In 1921 Edson was hired by the Chicago Area Council as a Field Executive for the South Shore District. In that position he founded five more Order of the Arrow lodges in Chicago. He was the Chairman in 1921 for the first Grand Lodge Meeting where he ran for Grand Lodge Chieftain, but lost to Goodman. At the second Grand Lodge Meeting in 1922, Edson ran again for Chieftain, but lost to Arthur Schuck, the Grand Treasurer. Edson ran unopposed and became the Grand Lodge Chieftain in 1923 at the Third Grand Lodge Meeting.

In 1927 Edson was hired to be the Scout Executive for Hudson Council (currently part of Northern New Jersey Council) in Jersey City, New Jersey. He remained in this position until he left Scouting in 1931.

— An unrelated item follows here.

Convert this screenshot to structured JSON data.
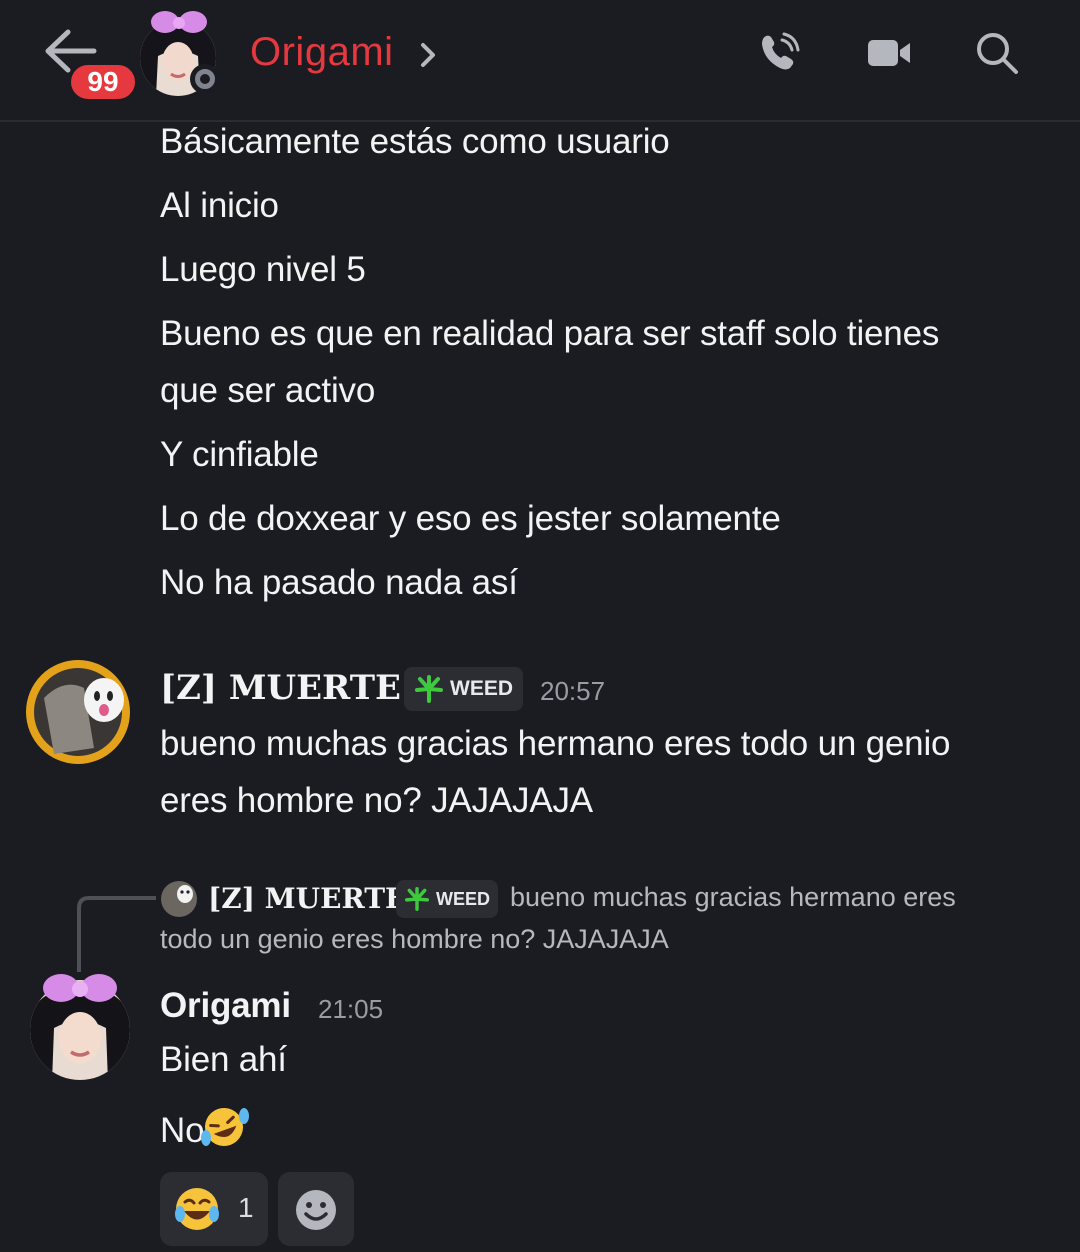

Edson was also one of the inaugural Distinguished Service Award recipients in 1940. He later returned in the 1960s and became active again in the Order of the Arrow.

=== Military ===
Edson joined the military and attended the first officer's training camp at Plattsburgh, New York, in 1917. During World War I he served as a captain in the United States Army with the 77th Division. In 1931 he attended Infantry School at Fort Benning and then in 1936 he attended the Command and General Staff School at Fort Leavenworth. He was promoted to colonel in 1938 and recalled to active duty as an instructor at the Command and General Staff School in 1940. He served in both World Wars and was a member of The Retired Officers Association.

=== Educator ===
In 1935, Edson served as an education program director for the Civilian Conservation Corps and an education adviser for the Fourth Corps Area Headquarters in Atlanta, Georgia.

=== Management ===
Edson then became the manager for the Social Security Administration's office in Syracuse in 1937 where he worked for twenty-five years until he retired in 1961.

== Lat years and death ==
Carroll and his wife Hazel to Tucson, Arizona. After her death, he returned to the Northeast.

Edson died on October 25, 1986, at the age of 94. He is buried in Brookfield Cemetery in Brookfield, Vermont.